Evolving from the good little Indian girl who didn’t argue or answer back, she is now a fire-breathing dragon spitting rhymes here there and everywhere with a punch so hard it’d knock you out from the other side of the room.
Putting those people who claim to be rappers to shame with her lyrical prowess, this village girl has shown her fans that they have no need to be afraid or worried about what others think, “as long as you have talent and passion, chase your dreams”.
Selling all 3000 copies of her first single ‘Voodoo’ this original rapper proved that music could be used a cultural crossover tool. Despite being unaccepted by both the black and Asian youth communities, Hard Kaur has always held her own and stood up for herself. Never one to shy away from controversy or a challenge, Hard Kaur still stands on stage with a microphone rapping with the ferocity of a lion, in front of a crowd of some of the harshest critics, and constantly shows that she’s got balls that most men would be proud of!
Having to move to grey, cold England after her father was tragically killed in the 1984 riots after Indira Ghandi’s death, Hard Kaur learnt never to take crap from anyone. From her first day at school where she was shunned by everyone for being a “freshie”, to lying on the floor with blood pouring down her face, and people around her just standing by and laughing, she realised that life in England was not going to be easy.
Showing a group of young black dancers that even as a traditional little Indian girl she could move her hips as well as anyone could, Hard Kaur’s proved that talent should surpass colour. This “proper fresh” (traditional Indian) girl learnt the language of her new country from listening to music ranging from The Who, The Temptations to her biggest influence, hip-hop legend, Nas. Working hard and determined to live her dream and become successful, she moved to London to study at the London School of Music. After all “you can’t be a chef if you don’t know how to cook”.
Dancing for her elders in the village back in India from the ripe age of 3, it’s no surprise that this sexy glamorous rapper extraordinaire now has her audience eating out of the palm of her hand. Not wanting to be looked at like a juicy piece of ass for the men in the industry the sexy sassy woman shaved her head and showed the men that even without them trying to get into her pants, she could make it.
And make it she did. Her first tour with Sister India took her around the world, ruffling feathers and creating waves. Spotted by The Refugee Camp (Wyclef Jean, Pras and Lauryn Hill’s crew) she was taken to America.

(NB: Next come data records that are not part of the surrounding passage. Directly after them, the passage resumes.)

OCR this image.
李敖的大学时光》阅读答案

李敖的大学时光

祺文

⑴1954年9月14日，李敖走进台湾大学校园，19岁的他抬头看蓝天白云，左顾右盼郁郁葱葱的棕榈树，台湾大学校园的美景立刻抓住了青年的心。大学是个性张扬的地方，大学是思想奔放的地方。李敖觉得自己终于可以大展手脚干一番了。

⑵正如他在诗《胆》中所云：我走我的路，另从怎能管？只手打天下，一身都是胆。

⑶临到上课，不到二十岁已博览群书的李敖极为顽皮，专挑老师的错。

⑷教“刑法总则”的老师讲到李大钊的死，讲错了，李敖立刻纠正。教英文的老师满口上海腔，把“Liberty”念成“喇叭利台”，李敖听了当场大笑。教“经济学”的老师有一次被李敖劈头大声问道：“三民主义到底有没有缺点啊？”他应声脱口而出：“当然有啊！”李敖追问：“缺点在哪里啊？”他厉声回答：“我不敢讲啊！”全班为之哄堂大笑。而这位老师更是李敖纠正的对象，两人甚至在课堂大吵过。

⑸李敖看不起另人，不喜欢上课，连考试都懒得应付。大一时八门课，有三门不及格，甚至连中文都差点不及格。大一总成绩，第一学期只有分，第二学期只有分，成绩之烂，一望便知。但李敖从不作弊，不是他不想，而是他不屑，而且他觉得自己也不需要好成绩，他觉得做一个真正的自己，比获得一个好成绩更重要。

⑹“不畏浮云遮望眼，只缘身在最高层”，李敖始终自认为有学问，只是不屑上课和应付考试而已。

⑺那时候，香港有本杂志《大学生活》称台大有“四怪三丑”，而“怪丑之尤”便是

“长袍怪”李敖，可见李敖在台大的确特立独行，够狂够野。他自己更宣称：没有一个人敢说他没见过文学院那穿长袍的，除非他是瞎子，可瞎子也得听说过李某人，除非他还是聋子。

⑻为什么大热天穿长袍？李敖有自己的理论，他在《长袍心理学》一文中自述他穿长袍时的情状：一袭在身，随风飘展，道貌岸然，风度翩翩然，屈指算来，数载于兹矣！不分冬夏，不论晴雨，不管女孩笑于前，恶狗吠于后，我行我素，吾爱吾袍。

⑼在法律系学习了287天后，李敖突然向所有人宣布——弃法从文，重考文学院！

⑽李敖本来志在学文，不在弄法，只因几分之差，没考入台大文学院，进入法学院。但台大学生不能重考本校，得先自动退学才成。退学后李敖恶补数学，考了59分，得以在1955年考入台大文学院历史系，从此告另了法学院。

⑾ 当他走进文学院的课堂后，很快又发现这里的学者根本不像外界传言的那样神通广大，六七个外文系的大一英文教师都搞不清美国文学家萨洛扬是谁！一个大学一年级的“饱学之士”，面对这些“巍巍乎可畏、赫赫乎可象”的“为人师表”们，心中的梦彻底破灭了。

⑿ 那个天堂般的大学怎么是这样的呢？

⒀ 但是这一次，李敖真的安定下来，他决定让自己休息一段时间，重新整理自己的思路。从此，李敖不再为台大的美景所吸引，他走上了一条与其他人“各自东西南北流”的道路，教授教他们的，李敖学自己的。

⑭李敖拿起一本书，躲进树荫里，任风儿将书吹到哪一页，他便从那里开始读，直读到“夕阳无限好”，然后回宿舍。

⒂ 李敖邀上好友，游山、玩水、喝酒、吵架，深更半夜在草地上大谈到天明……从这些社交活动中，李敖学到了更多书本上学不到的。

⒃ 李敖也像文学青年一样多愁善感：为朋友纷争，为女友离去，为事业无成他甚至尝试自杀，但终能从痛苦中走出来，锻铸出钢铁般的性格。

On her return, this “loud-mouthed bit*h” made so much noise the likes of Blak Twang and Roots Manuva had to stop, sit up and take notice. Performing at huge festivals such as Glastonbury with the likes of Leftfield and Joi, and at the Anti-Nazi League with the chart topping Coldplay, Ms Dynamite and Heartless crew, Hard Kaur has shown she’s no shy retiring butterfly.
Packing a punch like Muhammad Ali’s left hand with Mr T’s bling Hard Kaur stands on stage and silences all the Mother-F*$#£rs who look at her and scoff just because she’s got breasts. Ramming microphones down her opponent’s throats she proves that skin colour and sex do no matter if you are as talented as she is. Branded a “genius” by the likes of Bobby Friction, the feisty female cross between Marilyn Monroe and Mike Tyson pollutes your ears and mind like a big red bus with her aggressive, real and emotional lyrics. “Chim Chimney” a musical masterpiece, despite it’s weirdness, made people sit up and take notice.
Who takes a popular line from a children’s film and puts it into a song? Hard Kaur does, that’s who. Opening the show for Justin Timberlake and Pharrell at the Brixton Academy, Hard Kaur proved yet again that she may only be 5 feet tall in height, but when it comes to music, she reaches up towards the sky.
The release of “Glassy” brought her to the forefront of the media, but be under no illusion that she’s new to the scene. Having been in the hardest industry in the world for 10 years, she’s making a stand for all Asian girls out there. She followed in her mother’s footsteps and broke away from the traditions and stereotypes, and so can they.
Why is she called Hard Kaur? Well, it sums up everything she is; Hard, not one to take any crap from anyone, and Kaur, a Sikh Punjabi princess.